Born in the Netherlands in 1941, Dutch emigrated to Australia with his parents, four brothers and a sister in 1955.

At the age of ten, he was a member of a church choir, but by the time he was twelve, his alto voice broke. No more singing for the boy with the baritone voice. When he was thirteen, he joined a boys choir at a secondary school fooling the choir master into believing he was an alto by singing falsetto. He can still produce those high-pitched notes to this day.

His first year in Australia was spent in the Brooklyn Migrant Hostel where his first experience as a performer was in an amateur Black and White Minstrel Show. His very first paid gig, when just fifteen, was at the Collingwood Town Hall where he played the harmonica. On the same bill were Joff Allen and Johnny O'Keefe. Dutch was paid two pounds seven and sixpence, which at the time he was getting for half a weeks wages at Broons timberyard in Brooklyn. It only cost two pounds and sixpence for the taxi home.

He bought his first guitar in 1959 and by 1960 he was playing in the trendy coffee lounges of that time. Making up most of the songs as he went along, he found the blues was exactly the music in which to express his feelings. With no one to teach him, he developed his own style that remains unique to himself.

Dutch made his first record in 1972 and it was released one year later. His collaborators were Brian Cadd, Phil Manning, Barry Sullivan, Barry Harvey, Laurie Prior and Broderick Smith. In 1975 he started recording for an independent label, Eureka and consequently recorded two direct to disc records with greats Jimmy Conway and Kevin Borich.

During the seventies, Dutch fronted such Blues and Boogie bands as the Elks, the Cyril 'B' Bunter Band and Mickey Finn. In 1980 he formed the 'R&B Six', a band that included Charley Elul (drums), Peter Frazer (sax), Suzanne Petersen (flute and vocals), Mick Eliot (guitar) and Dave Murray (bass and vocals). This band toured Australia extensively.

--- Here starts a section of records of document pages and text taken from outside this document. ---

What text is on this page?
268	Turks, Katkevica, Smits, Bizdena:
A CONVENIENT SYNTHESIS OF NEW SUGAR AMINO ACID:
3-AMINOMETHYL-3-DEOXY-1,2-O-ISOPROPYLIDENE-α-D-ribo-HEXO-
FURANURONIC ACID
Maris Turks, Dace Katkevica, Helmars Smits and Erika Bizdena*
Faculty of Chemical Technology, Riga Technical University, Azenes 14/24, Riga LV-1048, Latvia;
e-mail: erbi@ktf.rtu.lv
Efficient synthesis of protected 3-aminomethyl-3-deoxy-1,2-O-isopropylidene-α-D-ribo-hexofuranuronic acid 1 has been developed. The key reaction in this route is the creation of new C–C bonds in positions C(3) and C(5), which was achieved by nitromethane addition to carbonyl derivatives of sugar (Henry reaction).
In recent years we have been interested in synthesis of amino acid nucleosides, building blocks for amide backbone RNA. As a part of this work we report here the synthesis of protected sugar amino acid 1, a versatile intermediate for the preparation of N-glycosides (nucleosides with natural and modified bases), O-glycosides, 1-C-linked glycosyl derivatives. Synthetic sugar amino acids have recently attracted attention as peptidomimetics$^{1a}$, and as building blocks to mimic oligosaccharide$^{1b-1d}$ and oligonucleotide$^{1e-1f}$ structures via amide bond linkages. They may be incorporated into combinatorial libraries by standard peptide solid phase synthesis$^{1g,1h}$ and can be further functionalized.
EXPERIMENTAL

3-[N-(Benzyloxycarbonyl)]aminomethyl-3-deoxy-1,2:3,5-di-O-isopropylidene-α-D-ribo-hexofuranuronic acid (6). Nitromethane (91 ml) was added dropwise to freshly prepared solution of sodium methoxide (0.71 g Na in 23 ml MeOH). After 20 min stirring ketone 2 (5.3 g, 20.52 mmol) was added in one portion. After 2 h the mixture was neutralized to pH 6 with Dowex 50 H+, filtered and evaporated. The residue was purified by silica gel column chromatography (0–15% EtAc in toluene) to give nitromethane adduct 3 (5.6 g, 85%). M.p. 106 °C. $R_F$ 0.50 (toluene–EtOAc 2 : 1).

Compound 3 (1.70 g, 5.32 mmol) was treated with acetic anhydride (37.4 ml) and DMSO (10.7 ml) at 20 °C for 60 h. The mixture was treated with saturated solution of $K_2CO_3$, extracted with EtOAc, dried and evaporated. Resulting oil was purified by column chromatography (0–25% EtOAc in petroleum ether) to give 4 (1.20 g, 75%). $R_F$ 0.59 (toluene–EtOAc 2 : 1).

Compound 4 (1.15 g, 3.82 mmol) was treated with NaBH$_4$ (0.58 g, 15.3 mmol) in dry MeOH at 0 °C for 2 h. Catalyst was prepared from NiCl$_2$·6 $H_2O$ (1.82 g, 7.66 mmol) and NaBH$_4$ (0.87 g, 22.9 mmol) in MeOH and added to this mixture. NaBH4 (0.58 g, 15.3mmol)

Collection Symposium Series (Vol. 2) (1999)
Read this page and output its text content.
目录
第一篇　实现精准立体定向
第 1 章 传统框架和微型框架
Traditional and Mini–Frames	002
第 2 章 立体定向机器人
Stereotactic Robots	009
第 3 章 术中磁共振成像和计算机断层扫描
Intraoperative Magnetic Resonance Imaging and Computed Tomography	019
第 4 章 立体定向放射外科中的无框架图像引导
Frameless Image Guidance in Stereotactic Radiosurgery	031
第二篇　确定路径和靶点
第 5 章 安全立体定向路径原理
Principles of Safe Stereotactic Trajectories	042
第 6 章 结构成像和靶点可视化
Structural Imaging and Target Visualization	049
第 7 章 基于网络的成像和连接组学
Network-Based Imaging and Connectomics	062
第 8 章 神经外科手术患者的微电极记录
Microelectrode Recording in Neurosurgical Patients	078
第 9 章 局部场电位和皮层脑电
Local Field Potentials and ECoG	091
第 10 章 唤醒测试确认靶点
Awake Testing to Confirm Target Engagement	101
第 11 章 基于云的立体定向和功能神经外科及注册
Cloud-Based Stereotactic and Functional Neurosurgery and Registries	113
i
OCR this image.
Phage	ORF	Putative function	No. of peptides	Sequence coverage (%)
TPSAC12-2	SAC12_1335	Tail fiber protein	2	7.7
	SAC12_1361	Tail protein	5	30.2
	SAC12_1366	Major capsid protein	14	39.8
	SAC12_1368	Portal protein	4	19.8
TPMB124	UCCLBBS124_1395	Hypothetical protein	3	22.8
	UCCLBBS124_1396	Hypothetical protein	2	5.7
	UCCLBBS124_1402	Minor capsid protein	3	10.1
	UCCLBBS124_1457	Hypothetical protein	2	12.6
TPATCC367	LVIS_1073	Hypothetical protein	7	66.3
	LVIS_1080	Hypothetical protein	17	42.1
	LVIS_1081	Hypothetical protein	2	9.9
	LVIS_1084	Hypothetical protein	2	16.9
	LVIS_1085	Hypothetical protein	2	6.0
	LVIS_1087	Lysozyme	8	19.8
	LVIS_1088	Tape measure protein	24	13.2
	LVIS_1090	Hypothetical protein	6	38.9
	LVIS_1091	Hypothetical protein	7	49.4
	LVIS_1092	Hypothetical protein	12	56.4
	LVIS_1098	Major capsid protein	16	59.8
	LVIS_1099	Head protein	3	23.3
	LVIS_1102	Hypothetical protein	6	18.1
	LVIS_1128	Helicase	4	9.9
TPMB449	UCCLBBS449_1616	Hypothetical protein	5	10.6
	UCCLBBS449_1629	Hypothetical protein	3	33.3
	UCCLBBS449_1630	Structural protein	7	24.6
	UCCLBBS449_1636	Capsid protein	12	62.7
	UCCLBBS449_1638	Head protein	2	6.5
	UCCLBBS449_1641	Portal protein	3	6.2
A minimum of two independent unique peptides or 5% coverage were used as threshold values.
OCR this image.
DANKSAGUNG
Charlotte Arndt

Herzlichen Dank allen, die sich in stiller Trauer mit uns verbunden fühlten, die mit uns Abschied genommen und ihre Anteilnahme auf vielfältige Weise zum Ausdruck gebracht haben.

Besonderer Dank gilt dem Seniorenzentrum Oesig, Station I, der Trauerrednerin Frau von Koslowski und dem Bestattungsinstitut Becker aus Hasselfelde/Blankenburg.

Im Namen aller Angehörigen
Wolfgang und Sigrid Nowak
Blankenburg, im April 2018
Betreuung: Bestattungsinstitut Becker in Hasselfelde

In the meantime, Dutch also worked solo and toured with John Mayall, Taj Mahal, Brownie McGhee and Sonny Terry. In 1976, having only heard Dutch, B B King assumed that he was black. Brownie and Dutch became best mates simply because Browney believed that the Dutchman was a genuine bluesman, regardless of his racial origins.

Since then, Dutch has been honoured with many awards, most notedly for his performances with his band, 'The Blues Club'.

Nowadays he mainly performs as a solo artist, though he does enjoy getting together with Geoff Achison doing amazing duo chops.

Dutch ranks among his favourite guitarists; Geoff Achison, Kevin Borich and the Emmanuel brothers. He excuses himself by saying he only plays the guitar as he doesn't know what to do with his hands while he sings. He says that the blues is the song and the guitar is just the accompainment, like the banjo used to be and the lyre long ago.